Starting out from this point of view, my writing naturally leant itself to autobiographical or memoir genres.  I did courses on Life Story Writing, which helped me a little with style and structure.

My first attempts to create a readable structure that fitted in with publishing houses’ needs were a dismal failure. Later on I completed a degree in Professional Writing and learnt about narrative and creative features, dialogue and voice. Through feedback sessions in student groups, my writing improved even more. Still I felt impelled to redraft my work and I was forever in search of  the right structure, a plot and a voice to suit my needs. Some of my teachers and tutors were well established writers and gave me invaluable insights into the craft. They even edited parts of my work. However, I came to realise, one day, just as I was about to send in my memoir to an agent, that I did not want my family and self exposed in this way.
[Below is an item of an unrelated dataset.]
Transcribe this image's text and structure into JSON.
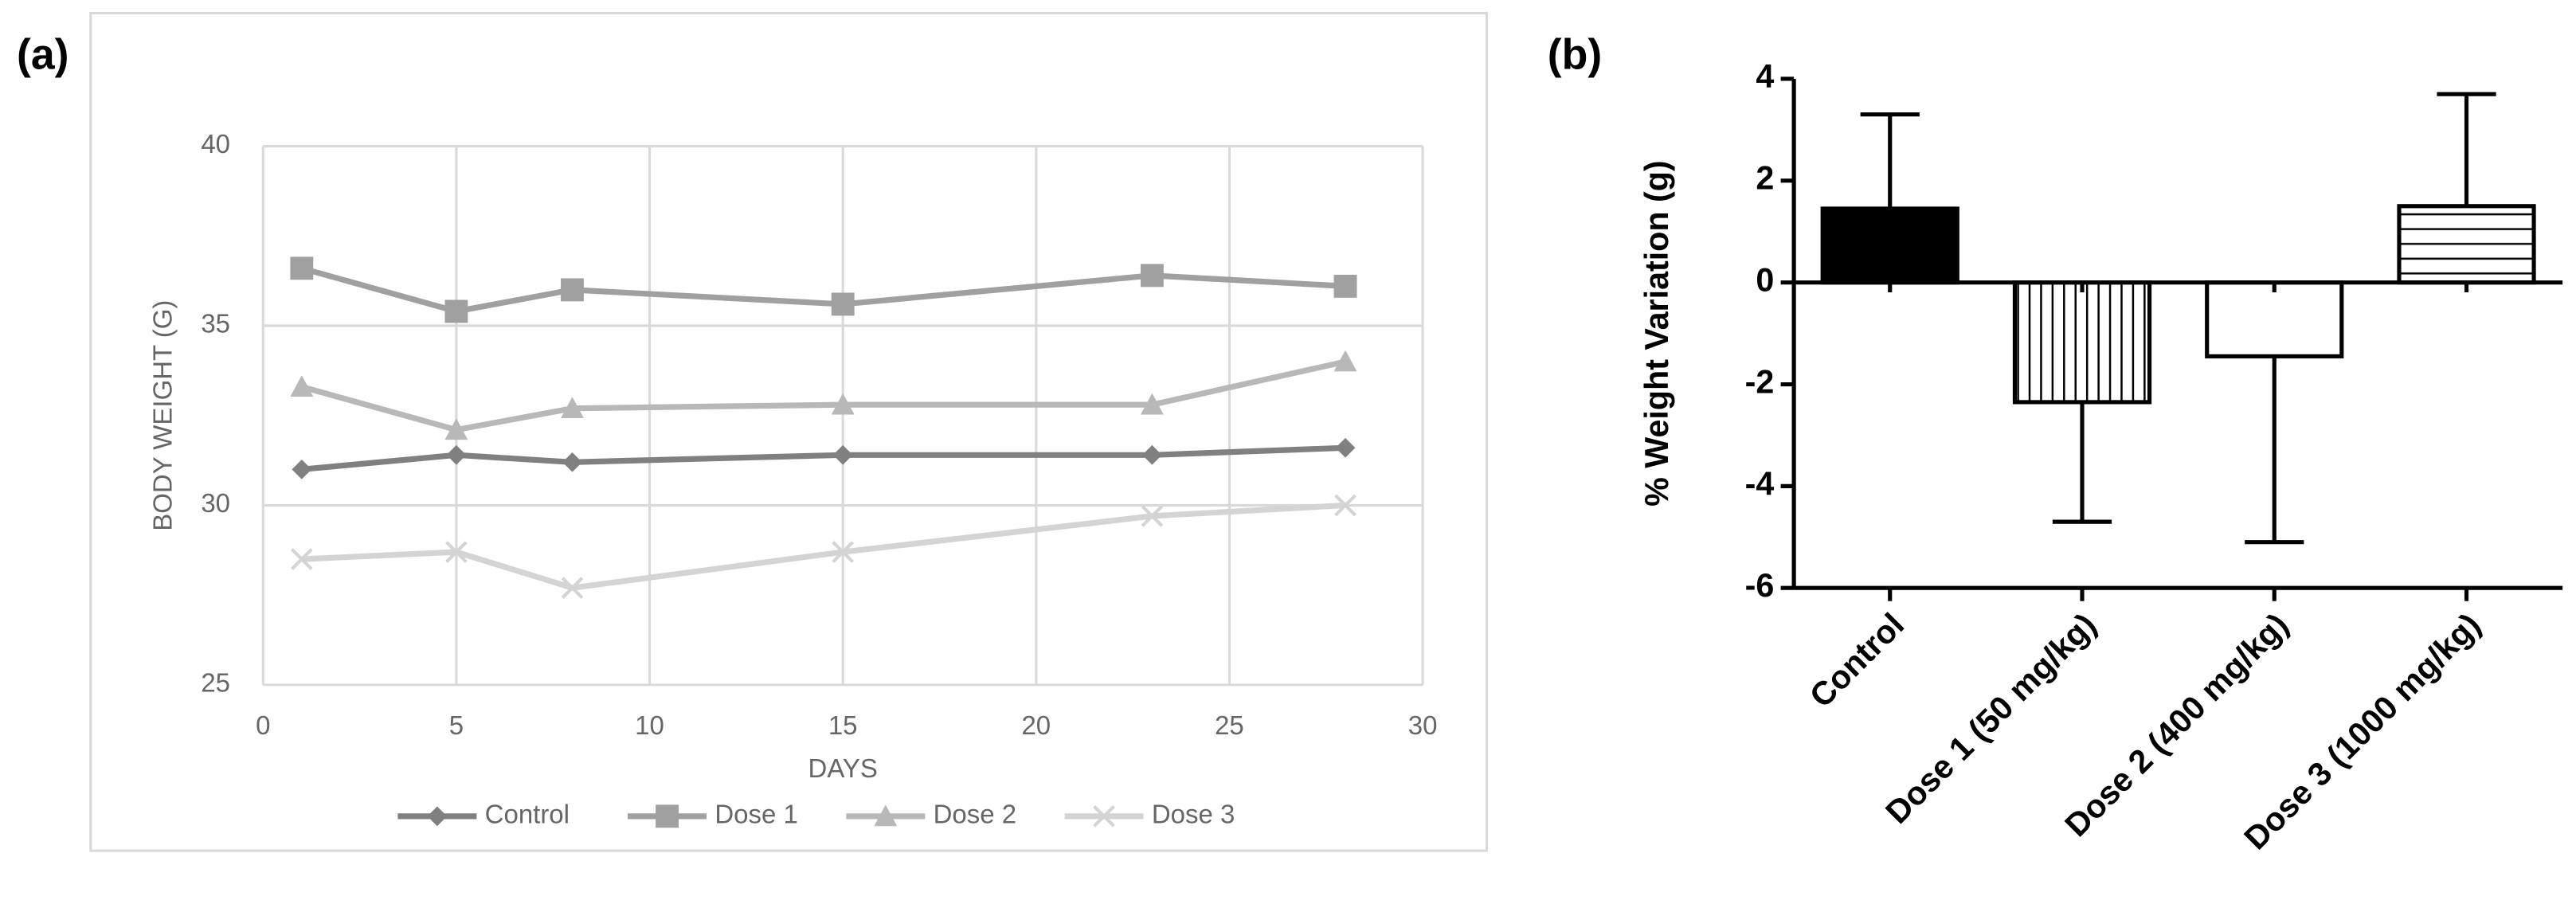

So I set about turning the memoir into fiction. There were already some fictional elements, but I wanted to fictionalise the work even more. And to add credible dialogue, which is difficult within a memoir.

The problem with turning the memoir into fiction was that it became a hybrid structure, retaining parts of the memoir, that did not always fit in with the events and actions of the plot. In fact, it was a novel in search of a good plot. According to the editor, the writing was good, but it lacked a consistent point of view and a solid plot line.

So this is where I am at now.  I must go back to the drawing board and recreate the whole, changing place and disguising the characters and omitting the more obvious “real bits” behind the story.